Kasus Nenek Saulina yang divonis 1 bulan penjara karena menebang pohon durian untuk membangun makam leluhurnya menggugah nurani dan mempertanyakan rasa keadilan dalam sistem hukum Indonesia. Peristiwa ini menjadi cerminan buram di mana penegakan hukum terkesan tumpul ke atas dan tajam ke bawah.
Di tengah situasi ini, Pancasila sebagai dasar etika bangsa Indonesia menawarkan landasan moral yang kokoh untuk membangun sistem hukum yang adil dan berpihak kepada rakyat. Nilai-nilai Pancasila seperti Ketuhanan, Kemanusiaan, Persatuan, Kerakyatan, dan Keadilan Sosial menjadi pedoman penting dalam menegakkan hukum secara berimbang dan proporsional.

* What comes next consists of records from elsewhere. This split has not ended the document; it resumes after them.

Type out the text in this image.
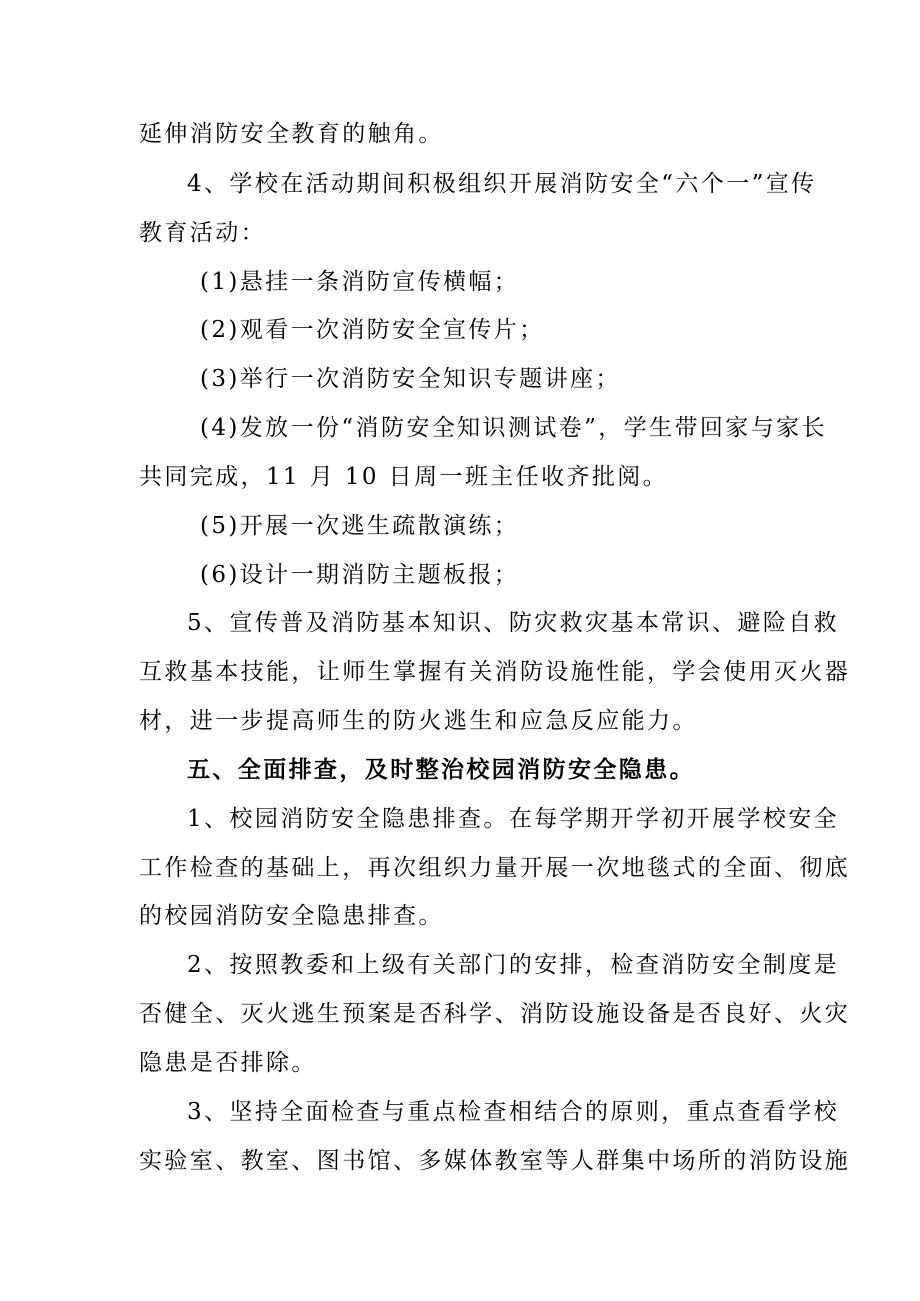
延伸消防安全教育的触角。
4、学校在活动期间积极组织开展消防安全“六个一”宣传
教育活动：
(1)悬挂一条消防宣传横幅；
(2)观看一次消防安全宣传片；
(3)举行一次消防安全知识专题讲座；
(4)发放一份“消防安全知识测试卷”，学生带回家与家长
共同完成，11 月 10 日周一班主任收齐批阅。
(5)开展一次逃生疏散演练；
(6)设计一期消防主题板报；
5、宣传普及消防基本知识、防灾救灾基本常识、避险自救
互救基本技能，让师生掌握有关消防设施性能，学会使用灭火器
材，进一步提高师生的防火逃生和应急反应能力。
五、全面排查，及时整治校园消防安全隐患。
1、校园消防安全隐患排查。在每学期开学初开展学校安全
工作检查的基础上，再次组织力量开展一次地毯式的全面、彻底
的校园消防安全隐患排查。
2、按照教委和上级有关部门的安排，检查消防安全制度是
否健全、灭火逃生预案是否科学、消防设施设备是否良好、火灾
隐患是否排除。
3、坚持全面检查与重点检查相结合的原则，重点查看学校
实验室、教室、图书馆、多媒体教室等人群集中场所的消防设施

Penerapan Nilai-Nilai Pancasila dalam Kasus Nenek Saulina:
-Ketuhanan: Mengingatkan kita bahwa setiap manusia memiliki hak asasi yang dijamin oleh Tuhan, termasuk hak hidup dan hak atas tempat tinggal yang layak.
-Kemanusiaan: Menekankan pentingnya penghormatan terhadap martabat manusia, termasuk hak para lansia untuk mendapatkan perlakuan yang adil dan bermartabat.

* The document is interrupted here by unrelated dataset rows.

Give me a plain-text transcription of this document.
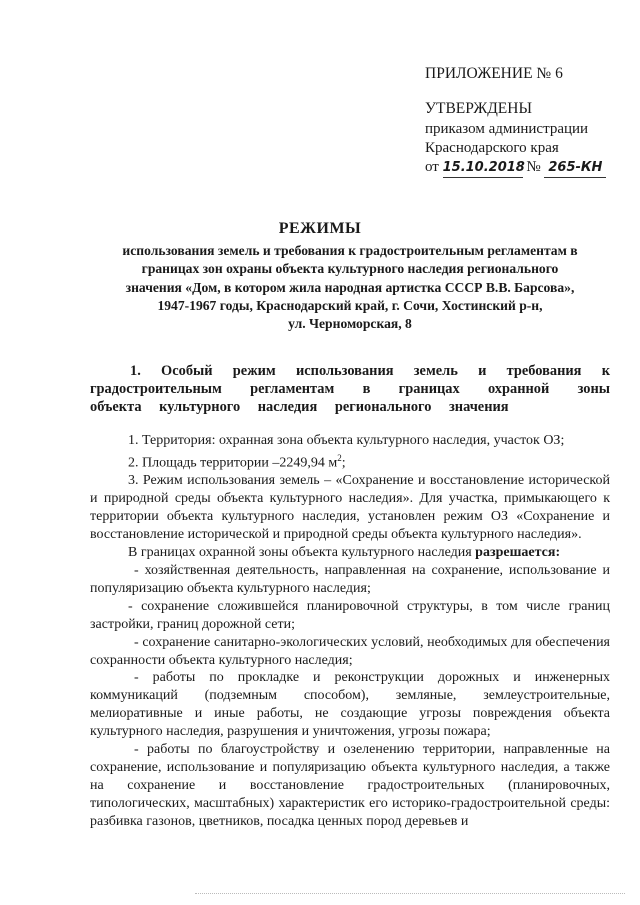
ПРИЛОЖЕНИЕ № 6
УТВЕРЖДЕНЫ
приказом администрации
Краснодарского края
от 15.10.2018 № 265-КН
РЕЖИМЫ
использования земель и требования к градостроительным регламентам в
границах зон охраны объекта культурного наследия регионального
значения «Дом, в котором жила народная артистка СССР В.В. Барсова»,
1947-1967 годы, Краснодарский край, г. Сочи, Хостинский р-н,
ул. Черноморская, 8
1. Особый режим использования земель и требования к градостроительным регламентам в границах охранной зоны объекта культурного наследия регионального значения

1. Территория: охранная зона объекта культурного наследия, участок ОЗ;

2. Площадь территории –2249,94 $м^2$;

3. Режим использования земель – «Сохранение и восстановление исторической и природной среды объекта культурного наследия». Для участка, примыкающего к территории объекта культурного наследия, установлен режим ОЗ «Сохранение и восстановление исторической и природной среды объекта культурного наследия».

В границах охранной зоны объекта культурного наследия разрешается:

- хозяйственная деятельность, направленная на сохранение, использование и популяризацию объекта культурного наследия;

- сохранение сложившейся планировочной структуры, в том числе границ застройки, границ дорожной сети;

- сохранение санитарно-экологических условий, необходимых для обеспечения сохранности объекта культурного наследия;

- работы по прокладке и реконструкции дорожных и инженерных коммуникаций (подземным способом), земляные, землеустроительные, мелиоративные и иные работы, не создающие угрозы повреждения объекта культурного наследия, разрушения и уничтожения, угрозы пожара;

- работы по благоустройству и озеленению территории, направленные на сохранение, использование и популяризацию объекта культурного наследия, а также на сохранение и восстановление градостроительных (планировочных, типологических, масштабных) характеристик его историко-градостроительной среды: разбивка газонов, цветников, посадка ценных пород деревьев и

-Persatuan: Mengimbau rasa persaudaraan dan gotong royong untuk menyelesaikan masalah secara kekeluargaan dan musyawarah mufakat.

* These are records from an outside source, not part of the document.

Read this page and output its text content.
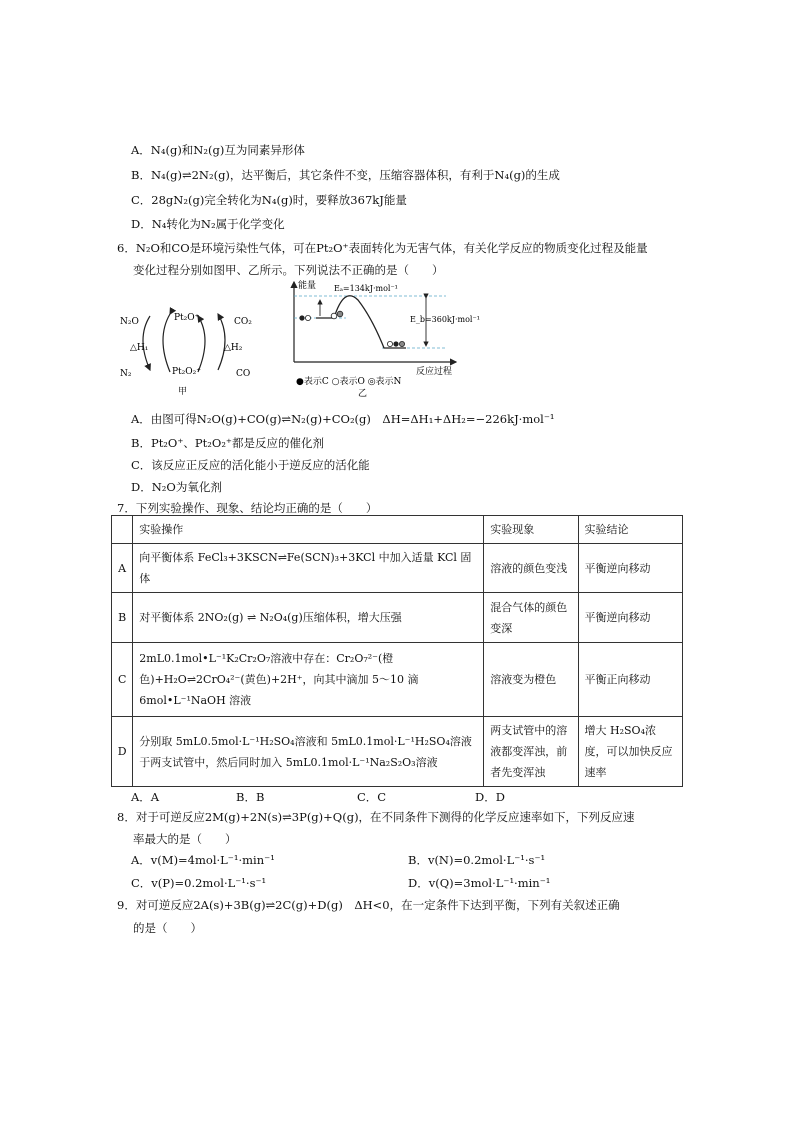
A．N₄(g)和N₂(g)互为同素异形体
B．N₄(g)⇌2N₂(g)，达平衡后，其它条件不变，压缩容器体积，有利于N₄(g)的生成
C．28gN₂(g)完全转化为N₄(g)时，要释放367kJ能量
D．N₄转化为N₂属于化学变化
6．N₂O和CO是环境污染性气体，可在Pt₂O⁺表面转化为无害气体，有关化学反应的物质变化过程及能量
变化过程分别如图甲、乙所示。下列说法不正确的是（　　）
N₂O
N₂
Pt₂O⁺
Pt₂O₂⁺
CO₂
CO
△H₁	△H₂
甲
能量 Eₐ=134kJ·mol⁻¹
E_b=360kJ·mol⁻¹
反应过程
●表示C ○表示O ◎表示N
乙
A．由图可得N₂O(g)+CO(g)⇌N₂(g)+CO₂(g)　ΔH=ΔH₁+ΔH₂=−226kJ·mol⁻¹
B．Pt₂O⁺、Pt₂O₂⁺都是反应的催化剂
C．该反应正反应的活化能小于逆反应的活化能
D．N₂O为氧化剂
7．下列实验操作、现象、结论均正确的是（　　）
	实验操作	实验现象	实验结论
A	向平衡体系 FeCl₃+3KSCN⇌Fe(SCN)₃+3KCl 中加入适量 KCl 固体	溶液的颜色变浅	平衡逆向移动
B	对平衡体系 2NO₂(g) ⇌ N₂O₄(g)压缩体积，增大压强	混合气体的颜色变深	平衡逆向移动
C	2mL0.1mol•L⁻¹K₂Cr₂O₇溶液中存在：Cr₂O₇²⁻(橙色)+H₂O⇌2CrO₄²⁻(黄色)+2H⁺，向其中滴加 5～10 滴 6mol•L⁻¹NaOH 溶液	溶液变为橙色	平衡正向移动
D	分别取 5mL0.5mol·L⁻¹H₂SO₄溶液和 5mL0.1mol·L⁻¹H₂SO₄溶液于两支试管中，然后同时加入 5mL0.1mol·L⁻¹Na₂S₂O₃溶液	两支试管中的溶液都变浑浊，前者先变浑浊	增大 H₂SO₄浓度，可以加快反应速率
A．A	B．B	C．C	D．D
8．对于可逆反应2M(g)+2N(s)⇌3P(g)+Q(g)，在不同条件下测得的化学反应速率如下，下列反应速
率最大的是（　　）
A．v(M)=4mol·L⁻¹·min⁻¹	B．v(N)=0.2mol·L⁻¹·s⁻¹
C．v(P)=0.2mol·L⁻¹·s⁻¹	D．v(Q)=3mol·L⁻¹·min⁻¹
9．对可逆反应2A(s)+3B(g)⇌2C(g)+D(g)　ΔH<0，在一定条件下达到平衡，下列有关叙述正确
的是（　　）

-Kerakyatan: Menegaskan bahwa kedaulatan hukum dipegang oleh seluruh rakyat Indonesia, dan penegakan hukum harus berpihak kepada rakyat.
-Keadilan Sosial: Memperjuangkan terciptanya masyarakat yang adil dan sejahtera, di mana akses terhadap keadilan dan hukum tidak bergantung pada status sosial atau ekonomi.
Rekomendasi Solusi Berdasarkan Pancasila:
•Peninjauan Ulang Vonis: Vonis 1 bulan penjara bagi Nenek Saulina perlu ditinjau ulang dengan mempertimbangkan usia lanjut, niat baiknya untuk membangun makam leluhur, dan upaya damai yang telah ditempuh.
•Penyelamatan Aset Keluarga: Aset keluarga Nenek Saulina yang disita sebagai jaminan atas perkara ini perlu dikembalikan untuk memastikan mereka tetap memiliki tempat tinggal dan sumber penghidupan.